What surprised him was the cold—or rather, the lack of it. He inhaled experimentally; he could almost take the coat off without shivering.
“Is this because of Warrior First-Rank?” he murmured.
[Correct. Your senses are now sharper as well.]
“Seriously?” He sounded skeptical, but the evidence was hard to ignore.
Either way, the cold no longer crippled him. He could search the town thoroughly, perhaps all day. Yesterday an hour or two had been his limit.
With limbs no longer stiff, he soon reached the spot where he’d stopped the previous evening.
The cutting wind had vanished. He glanced around; the white squirrel was nowhere to be seen.
The town lay in perfect stillness. His footsteps echoed, loud and lonely. He could hear every breath, every heartbeat, every swallow.
He kept expecting the sculptures to lurch to life and attack, yet nothing stirred as he walked on.
He hadn’t even laid a hand on an enemy—at most he’d spotted a few wild animals darting through the brush.
“Still, this town’s bigger than I thought...”
From the outside, Luo En hadn’t thought much of it. Yet once he stepped inside, it took him a full half-hour just to trudge from one end of a single street to the other.
Now Luo En was the very picture of a headless fly—utterly lost, with no idea where to begin his investigation.
Then a gust of wind brushed his ear, sharp as a blade. Buried inside it came a chorus of voices, faint and faraway, as though carried across an ocean.
“It’s useless!”
“Get a grip—do that and you’ll freeze the whole district solid!”
“No. Only the ones branded by the Evil God will turn to ice.”
“Are you planning to bury everyone? We’ve all had the Evil God planted in us!”
“What the hell are you thinking? Why do you hate the Evil God so much?”
“Why are you asking me?

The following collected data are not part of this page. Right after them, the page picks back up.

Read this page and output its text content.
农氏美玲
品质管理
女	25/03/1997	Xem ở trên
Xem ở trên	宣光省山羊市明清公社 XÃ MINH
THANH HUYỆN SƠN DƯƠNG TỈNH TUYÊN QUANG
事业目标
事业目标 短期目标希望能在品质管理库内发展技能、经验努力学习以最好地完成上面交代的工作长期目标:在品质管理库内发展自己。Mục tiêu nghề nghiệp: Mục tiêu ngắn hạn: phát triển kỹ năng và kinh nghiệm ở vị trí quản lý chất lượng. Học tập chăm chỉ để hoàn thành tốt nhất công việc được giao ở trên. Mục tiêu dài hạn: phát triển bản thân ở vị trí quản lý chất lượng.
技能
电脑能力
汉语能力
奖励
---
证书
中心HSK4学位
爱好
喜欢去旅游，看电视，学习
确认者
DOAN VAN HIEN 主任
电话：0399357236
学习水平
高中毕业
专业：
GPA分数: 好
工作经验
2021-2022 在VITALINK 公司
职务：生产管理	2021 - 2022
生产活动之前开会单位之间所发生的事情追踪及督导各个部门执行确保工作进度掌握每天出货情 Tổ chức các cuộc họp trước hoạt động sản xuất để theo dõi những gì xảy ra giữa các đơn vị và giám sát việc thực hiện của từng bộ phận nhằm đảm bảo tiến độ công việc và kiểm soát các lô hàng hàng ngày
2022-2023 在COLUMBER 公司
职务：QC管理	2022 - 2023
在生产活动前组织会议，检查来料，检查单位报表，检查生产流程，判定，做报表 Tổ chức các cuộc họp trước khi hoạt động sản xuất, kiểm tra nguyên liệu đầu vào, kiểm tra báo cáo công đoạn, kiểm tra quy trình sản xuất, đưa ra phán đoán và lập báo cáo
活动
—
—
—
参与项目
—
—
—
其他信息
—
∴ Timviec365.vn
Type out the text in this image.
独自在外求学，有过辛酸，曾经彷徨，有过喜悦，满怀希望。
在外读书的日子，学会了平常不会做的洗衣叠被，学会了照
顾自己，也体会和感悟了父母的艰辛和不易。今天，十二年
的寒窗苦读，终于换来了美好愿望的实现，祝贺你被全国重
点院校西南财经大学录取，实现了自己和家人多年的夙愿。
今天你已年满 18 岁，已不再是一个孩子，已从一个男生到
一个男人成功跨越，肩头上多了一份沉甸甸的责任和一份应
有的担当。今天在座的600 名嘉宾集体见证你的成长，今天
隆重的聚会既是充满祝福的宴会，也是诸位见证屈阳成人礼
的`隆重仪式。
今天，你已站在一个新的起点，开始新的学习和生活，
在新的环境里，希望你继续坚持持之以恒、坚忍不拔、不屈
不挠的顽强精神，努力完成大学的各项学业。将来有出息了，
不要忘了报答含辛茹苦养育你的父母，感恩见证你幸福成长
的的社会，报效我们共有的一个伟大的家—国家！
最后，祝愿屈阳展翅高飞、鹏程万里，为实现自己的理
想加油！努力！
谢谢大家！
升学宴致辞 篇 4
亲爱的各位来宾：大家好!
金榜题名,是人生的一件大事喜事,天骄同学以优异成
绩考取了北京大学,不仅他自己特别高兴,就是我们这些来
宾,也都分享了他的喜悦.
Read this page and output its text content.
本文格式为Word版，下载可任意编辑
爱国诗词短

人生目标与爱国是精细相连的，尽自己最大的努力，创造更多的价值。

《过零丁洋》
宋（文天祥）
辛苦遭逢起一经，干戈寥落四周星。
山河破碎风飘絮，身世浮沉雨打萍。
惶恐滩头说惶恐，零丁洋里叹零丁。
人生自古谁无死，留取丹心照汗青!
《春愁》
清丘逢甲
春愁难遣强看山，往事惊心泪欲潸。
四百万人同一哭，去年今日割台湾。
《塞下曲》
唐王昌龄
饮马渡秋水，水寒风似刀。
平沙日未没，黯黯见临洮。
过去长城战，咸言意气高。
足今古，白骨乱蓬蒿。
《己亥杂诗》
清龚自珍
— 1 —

They’re called Evil Gods for a reason—evil!”
The words sloshed together, muffled, like speech drifting through deep water.
Luo En spun around, searching frantically, but there was no one in sight. “What was that?”
The System offered no explanation; the whole thing felt like a hallucination.
The next moment, a translucent figure stepped into a side alley—its outline identical to his own.
He blinked.
Both the voices and the phantom vanished without a trace.